Emirati football recruitment head

Omar Abdullah Hasan Yabroudi (born October 20, 1989) is an Emirati football recruitment head. He is currently the assistant general secretary – technical affairs of the UAE Football Association. He is known as being the first and only Emirati to be working as a player recruitment manager of a Premier League club.

== Early life and education ==
Yabroudi was born in Sharjah, UAE. He took a different route to his family-owned construction company with his father and brothers, Hasan and Faisal, and decided to pursue a career in football. Yabroudi was a high school graduate of Emirates International School in Dubai.

Following his passion for football, Yabroudi earned his Bachelor of Science (BSC) in Sports Science and Football from Liverpool John Moores University (2007 - 2010).

== Career ==
In 2010, at the age of 19, Yabroudi commenced with an internship at Accrington Stanley F.C.

From 2010 to 2012, he worked as the first-team scout under manager Dougie Freedman where together they built the squad that eventually achieved promotion back to the Premier League. Yabroudi and Dougie Freedman were responsible for recruiting a host of players that would then prove to be crucial in Crystal Palace's success in the Championship and Premier League. Top scorer Glenn Murray and captain Mile Jedinak were signed on free transfers while Yannick Bolasie joined the club for £300,000. On August 15, 2016, with the club plying its trade in the Premier League, they had sold Yannick Bolasie for £28m to Everton.

From October 2012 – 2015, Yabroudi was part of Barnet F.C. as a Performance Analyst and Head of Recruitment, after being contacted by Edgar Davids. One of Yabroudi's key signings was Luisma Villa, who had been signed from Spain on a free transfer. He had become a fans favourite whilst firing in 13 goals that season to help propel the club into League Two.
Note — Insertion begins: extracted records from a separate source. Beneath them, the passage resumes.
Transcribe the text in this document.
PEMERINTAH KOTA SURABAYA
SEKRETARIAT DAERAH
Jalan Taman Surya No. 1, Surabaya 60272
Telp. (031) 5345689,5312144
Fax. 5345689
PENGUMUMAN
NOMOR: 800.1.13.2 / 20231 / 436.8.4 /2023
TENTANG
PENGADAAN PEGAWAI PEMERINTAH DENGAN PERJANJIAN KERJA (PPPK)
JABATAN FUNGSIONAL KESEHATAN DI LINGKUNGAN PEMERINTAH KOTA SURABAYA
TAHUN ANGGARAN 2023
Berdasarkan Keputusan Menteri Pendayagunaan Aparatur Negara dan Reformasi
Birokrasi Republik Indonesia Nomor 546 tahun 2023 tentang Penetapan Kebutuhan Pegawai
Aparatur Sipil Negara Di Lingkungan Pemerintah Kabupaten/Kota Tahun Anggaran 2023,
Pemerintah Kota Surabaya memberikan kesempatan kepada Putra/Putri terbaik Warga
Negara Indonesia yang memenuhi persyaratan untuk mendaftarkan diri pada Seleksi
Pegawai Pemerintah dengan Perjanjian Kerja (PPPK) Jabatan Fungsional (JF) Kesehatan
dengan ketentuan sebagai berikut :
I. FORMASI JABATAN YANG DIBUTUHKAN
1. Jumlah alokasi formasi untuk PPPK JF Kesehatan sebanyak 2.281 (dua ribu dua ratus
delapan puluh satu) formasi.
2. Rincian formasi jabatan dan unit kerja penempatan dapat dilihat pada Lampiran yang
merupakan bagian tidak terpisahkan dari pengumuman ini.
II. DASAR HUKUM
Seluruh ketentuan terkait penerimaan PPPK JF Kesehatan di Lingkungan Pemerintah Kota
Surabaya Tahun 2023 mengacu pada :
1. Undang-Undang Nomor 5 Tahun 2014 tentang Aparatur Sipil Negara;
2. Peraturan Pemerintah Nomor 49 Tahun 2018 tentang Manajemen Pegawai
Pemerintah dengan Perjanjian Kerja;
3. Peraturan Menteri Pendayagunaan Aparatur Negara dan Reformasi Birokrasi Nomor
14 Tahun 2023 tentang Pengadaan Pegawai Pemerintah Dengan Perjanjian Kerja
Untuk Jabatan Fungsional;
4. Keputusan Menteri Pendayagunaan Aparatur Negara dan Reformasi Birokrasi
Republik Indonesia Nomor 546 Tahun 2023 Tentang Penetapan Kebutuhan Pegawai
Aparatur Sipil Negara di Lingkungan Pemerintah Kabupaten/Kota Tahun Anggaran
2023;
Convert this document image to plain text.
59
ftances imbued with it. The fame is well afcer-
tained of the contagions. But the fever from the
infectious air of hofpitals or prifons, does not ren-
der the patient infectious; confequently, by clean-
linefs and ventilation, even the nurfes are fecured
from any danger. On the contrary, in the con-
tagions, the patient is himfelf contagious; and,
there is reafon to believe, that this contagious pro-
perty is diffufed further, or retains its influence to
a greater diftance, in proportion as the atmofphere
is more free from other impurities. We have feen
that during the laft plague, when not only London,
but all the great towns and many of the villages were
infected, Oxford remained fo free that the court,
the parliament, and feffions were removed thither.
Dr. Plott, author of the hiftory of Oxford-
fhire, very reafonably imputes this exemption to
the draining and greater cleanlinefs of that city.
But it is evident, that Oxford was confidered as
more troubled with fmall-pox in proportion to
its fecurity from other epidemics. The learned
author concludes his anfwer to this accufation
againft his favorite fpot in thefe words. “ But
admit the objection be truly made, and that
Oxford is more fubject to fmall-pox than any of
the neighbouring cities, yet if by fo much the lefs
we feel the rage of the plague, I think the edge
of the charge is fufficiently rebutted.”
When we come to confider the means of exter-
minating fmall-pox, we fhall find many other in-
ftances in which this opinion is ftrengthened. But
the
In June 2015, after a three-season stint at Barnet, Yabroudi was appointed as Head of Recruitment at Nottingham Forest F.C. Yabroudi and Freedman were reunited again for the second time. Collectively, they had made a host of quality signings to improve the club's fortunes in spite of being under a transfer embargo they were able to compete for a playoff spot during the majority of the season. Nelson Oliveira who was brought in to Nottingham Forest FC on a free season-long loan went onto scoring 9 goals that season and was subsequently sold to Norwich City from S.L. Benfica the following season for £7m. Yabroudi and Dougie Freedman had helped guide Nottingham Forest F.C. to a 13 match unbeaten run extending to January 30, 2016. Yabroudi was headhunted by Arsenal FC for the role of the first-team scout which he refused in order to keep his loyalty to Dougie Freedman and continue the good work they had started at the club.

In 2017, Dougie Freedman approached Yabroudi for the position of Player Recruitment Manager at Crystal Palace, marking his return to the club.

In January 2018, Yabroudi and Dougie Freedman recruited Goalkeeper Vicente Guaita on a free transfer which proved to be an excellent piece of business hailed by the fans. The following summer, striker Jordan Ayew joined the club for £2.5m and had become the top scorer during the 2019–2020 season.

In April 2021, Yabroudi stepped down as Crystal Palace's recruitment manager after being offered the role of assistant general secretary – technical affairs of the UAE Football Association.